Zugang zu Kunden-Daten muss gesichert werden

Wie im ersten Artikel (Teil 1) aufgezeigt, haben die Digitalisierung der Verkaufskanäle und die neu aufgekommenen Kundenzugangs-Dienstleister und Onlinemarktplätze den Kunden definitiv ins Zentrum des Distributionssystem gerückt und eine Ablösung der angebotsorientierten Supply-Chain zugunsten einer nachfrageorientierten bewirkt.

Nachhaltig Erfolg haben wird diejenige Supply-Chain, die den Kunden individuell nach seinen Produktwünschen, dessen persönlichen Wertvorstellungen und der spezifischen Kauf-Situation (unterwegs vs. zuhause, Geschenk vs. Eigengebrauch, etc.) schnell bedienen kann. Wann immer dies gelingt, stationär und digital, gibt es durchaus vielfältige und attraktive Absatzpotentiale, bei denen eben nicht, wie so oft, der tiefste Preis das alles entscheidende Kriterium ist.

Um derartige individuell zugeschnittene Produktangebote zu realisieren, ist es für die Leistungserbringer wichtig, den Kunden und seine Situation genaustens zu kennen.
Wann kauft welcher Kunde wo und aus welcher Motivation?
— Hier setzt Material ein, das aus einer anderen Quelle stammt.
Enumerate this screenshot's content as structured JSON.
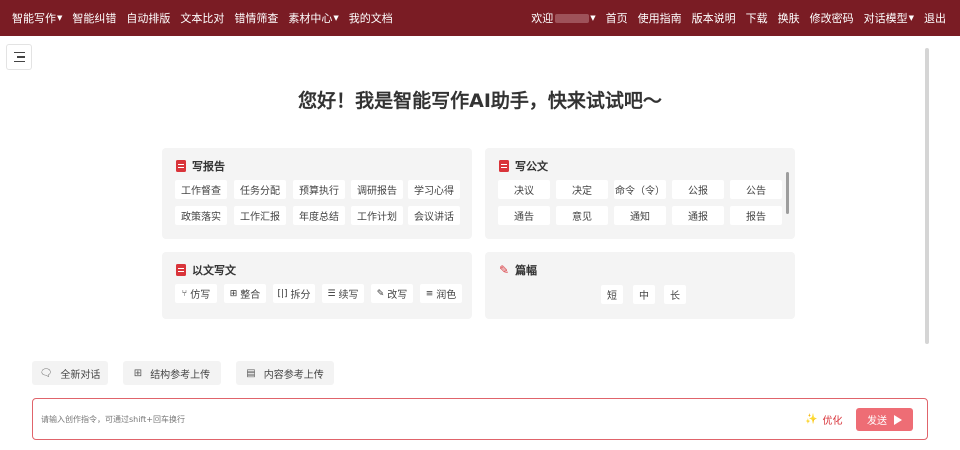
{
  "nav": {
    "left": [
      {
        "label": "智能写作",
        "dropdown": true
      },
      {
        "label": "智能纠错",
        "dropdown": false
      },
      {
        "label": "自动排版",
        "dropdown": false
      },
      {
        "label": "文本比对",
        "dropdown": false
      },
      {
        "label": "错情筛查",
        "dropdown": false
      },
      {
        "label": "素材中心",
        "dropdown": true
      },
      {
        "label": "我的文档",
        "dropdown": false
      }
    ],
    "welcome": "欢迎",
    "right": [
      {
        "label": "首页"
      },
      {
        "label": "使用指南"
      },
      {
        "label": "版本说明"
      },
      {
        "label": "下载"
      },
      {
        "label": "换肤"
      },
      {
        "label": "修改密码"
      },
      {
        "label": "对话模型",
        "dropdown": true
      },
      {
        "label": "退出"
      }
    ]
  },
  "headline": "您好！我是智能写作AI助手，快来试试吧～",
  "report": {
    "title": "写报告",
    "items": [
      "工作督查",
      "任务分配",
      "预算执行",
      "调研报告",
      "学习心得",
      "政策落实",
      "工作汇报",
      "年度总结",
      "工作计划",
      "会议讲话"
    ]
  },
  "official": {
    "title": "写公文",
    "items": [
      "决议",
      "决定",
      "命令（令）",
      "公报",
      "公告",
      "通告",
      "意见",
      "通知",
      "通报",
      "报告"
    ]
  },
  "rewrite": {
    "title": "以文写文",
    "items": [
      {
        "label": "仿写",
        "icon": "imitate-icon"
      },
      {
        "label": "整合",
        "icon": "merge-icon"
      },
      {
        "label": "拆分",
        "icon": "split-icon"
      },
      {
        "label": "续写",
        "icon": "continue-icon"
      },
      {
        "label": "改写",
        "icon": "rewrite-icon"
      },
      {
        "label": "润色",
        "icon": "polish-icon"
      }
    ]
  },
  "length": {
    "title": "篇幅",
    "items": [
      "短",
      "中",
      "长"
    ]
  },
  "actions": {
    "new_chat": "全新对话",
    "structure_upload": "结构参考上传",
    "content_upload": "内容参考上传"
  },
  "input": {
    "placeholder": "请输入创作指令，可通过shift+回车换行",
    "optimize": "优化",
    "send": "发送"
  },
  "colors": {
    "nav_bg": "#7a1c24",
    "accent": "#d9343a",
    "send_bg": "#ee6d75"
  }
}
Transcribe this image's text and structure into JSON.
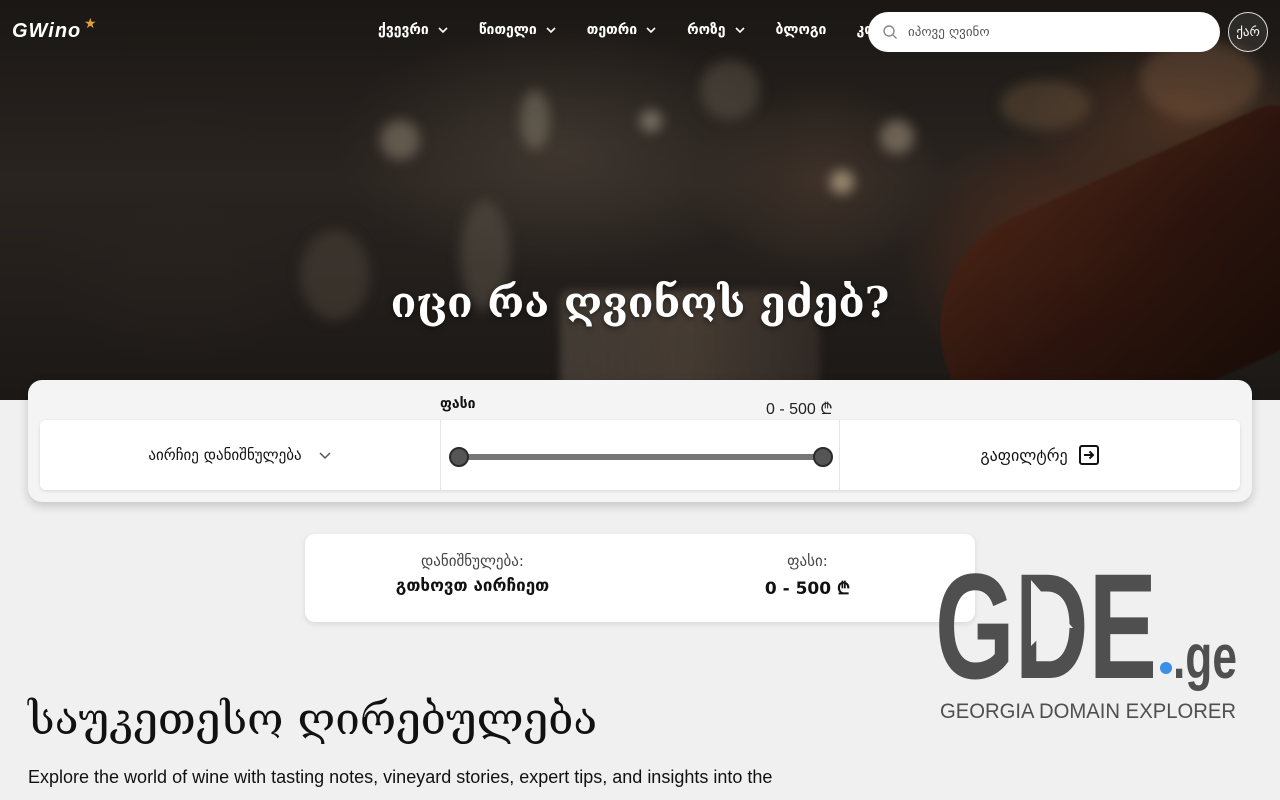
{
  "header": {
    "logo": "GWino",
    "logo_star": "★",
    "nav": [
      {
        "label": "ქვევრი",
        "dropdown": true
      },
      {
        "label": "წითელი",
        "dropdown": true
      },
      {
        "label": "თეთრი",
        "dropdown": true
      },
      {
        "label": "როზე",
        "dropdown": true
      },
      {
        "label": "ბლოგი",
        "dropdown": false
      },
      {
        "label": "კონტ",
        "dropdown": false
      }
    ],
    "search_placeholder": "იპოვე ღვინო",
    "avatar_alt": "ქარ"
  },
  "hero": {
    "title": "იცი რა ღვინოს ეძებ?"
  },
  "filter": {
    "price_title": "ფასი",
    "price_range": "0 - 500 ₾",
    "select_label": "აირჩიე დანიშნულება",
    "slider_min": 0,
    "slider_max": 500,
    "filter_button": "გაფილტრე"
  },
  "summary": {
    "purpose_label": "დანიშნულება:",
    "purpose_value": "გთხოვთ აირჩიეთ",
    "price_label": "ფასი:",
    "price_value": "0 - 500 ₾"
  },
  "watermark": {
    "brand": "GDE",
    "tld": ".ge",
    "tagline": "GEORGIA DOMAIN EXPLORER"
  },
  "section": {
    "title": "საუკეთესო ღირებულება",
    "text": "Explore the world of wine with tasting notes, vineyard stories, expert tips, and insights into the"
  },
  "colors": {
    "accent_star": "#e3a13a",
    "watermark_dot": "#3b8fe8",
    "watermark_gray": "#4f4f4f"
  }
}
Nur wer die Antworten auf diese Fragen kennt, kann die nötige Nachfrage-Prognose und eine entsprechende Angebotsgestaltung und -logistik für die verschiedenen Touchpoints vornehmen.

Nun aber haben sich die bekannten Sozialen Medien, Suchmaschinen und Marktplätze zwischen den Kunden und den Handel geschoben und aggregieren vorgängig als Gate-Keeper ihrerseits die wertvollen Kundendaten, häufig über die gesamte Customer Journey hinweg.

Auch wenn sich der unabhängige Handel bemüht, seinerseits eigene Kundendaten zu gewinnen, sei dies online über Kunden-Account- und Analytics-Daten oder stationär via Kundenkarte, wird er bezüglich Datensammlung und -auswertung gegenüber Plattformen immer im Hintertreffen bleiben.

Wenn die genannten Intermediäre ihre Daten mit dem Handel teilen oder zumindest konsequent zu dessen Vorteil nutzen würden, wäre diese Situation für den Handel wohl zu akzeptieren. Nun ist es aber so, dass Kundenzugangs-Dienstleister und insbesondere Marktplätze, die unter gütiger Mithilfe der angeschlossenen Händler gewonnenen Kunden- und Marktdaten opportunistisch für eigene direkte Konkurrenzangebote nutzen können. Kilian Kämpfen von Scout24 sagt dazu:

Onlinemarktplätze schaffen keineswegs immer Transparenz. Broker haben Möglichkeiten, Intransparenz zu schaffen und für sich auszunutzen.

Konkret bedeutet dies, dass Onlinemarktplätze Top-Seller selbst einkaufen oder entsprechende Eigenmarken lancieren und damit nicht nur die Provisionsbeiträge sondern die gesamte Handelsspanne einnehmen. Digitale Assistenten und Voice-Commerce könnten diese Situation weiter akzentuieren, da der „passende“ Artikel für den ausgesprochenen Kundenwunsch von der Plattform gleich selbst bestimmt wird.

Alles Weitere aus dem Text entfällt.